A carnival game gives players a 25% chance of winning every time it has played a player plays the game four times let XP the number of times a player wins in for place what is the most probable value of X what is the probable that the player will win at least once

Answer 1

Answer:

0.6836 = 68.36% probability that the player will win at least once.

Step-by-step explanation:

For each game, there are only two possible outcomes. Either the player wins, or the player loses. The probability of winning a game is independent of any other game, which means that the binomial probability distribution is used to solve this question.

Binomial probability distribution

The binomial probability is the probability of exactly x successes on n repeated trials, and X can only have two outcomes.

$P(X = x) = C_{n,x}.p^{x}.(1-p)^{n-x}$

In which $C_{n,x}$ is the number of different combinations of x objects from a set of n elements, given by the following formula.

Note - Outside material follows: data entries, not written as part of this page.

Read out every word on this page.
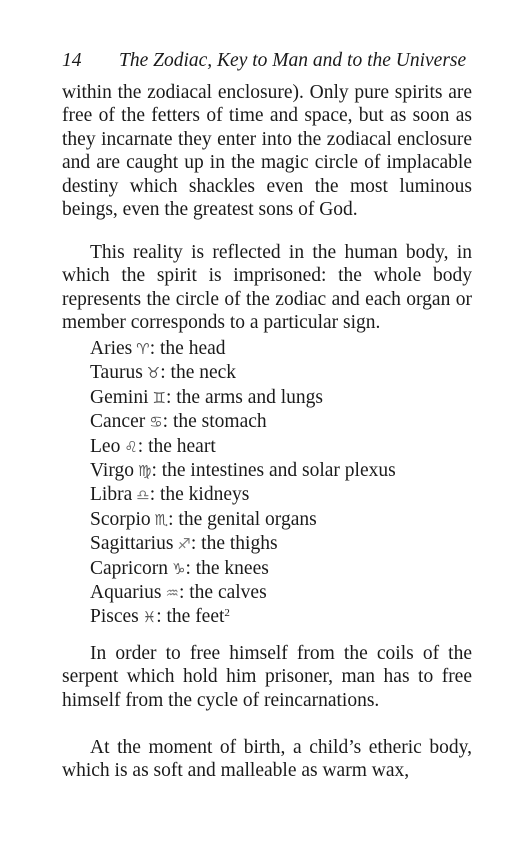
14 The Zodiac, Key to Man and to the Universe

within the zodiacal enclosure). Only pure spirits are free of the fetters of time and space, but as soon as they incarnate they enter into the zodiacal enclosure and are caught up in the magic circle of implacable destiny which shackles even the most luminous beings, even the greatest sons of God.

This reality is reflected in the human body, in which the spirit is imprisoned: the whole body represents the circle of the zodiac and each organ or member corresponds to a particular sign.

Aries ♈︎: the head
Taurus ♉︎: the neck
Gemini ♊︎: the arms and lungs
Cancer ♋︎: the stomach
Leo ♌︎: the heart
Virgo ♍︎: the intestines and solar plexus
Libra ♎︎: the kidneys
Scorpio ♏︎: the genital organs
Sagittarius ♐︎: the thighs
Capricorn ♑︎: the knees
Aquarius ♒︎: the calves
Pisces ♓︎: the feet$^2$

In order to free himself from the coils of the serpent which hold him prisoner, man has to free himself from the cycle of reincarnations.

At the moment of birth, a child’s etheric body, which is as soft and malleable as warm wax,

$C_{n,x} = \frac{n!}{x!(n-x)!}$

And p is the probability of X happening.

25% chance of winning

This means that $p = 0.25$

Plays the game four times

This means that $n = 4$

What is the probability that the player will win at least once?

This is:

$P(X \geq 1) = 1 - P(X = 0)$

In which

$P(X = x) = C_{n,x}.p^{x}.(1-p)^{n-x}$

$P(X = 0) = C_{4,0}.(0.25)^{0}.(0.75)^{4} = 0.3164$

$P(X \geq 1) = 1 - P(X = 0) = 1 - 0.3164 = 0.6836$

0.6836 = 68.36% probability that the player will win at least once.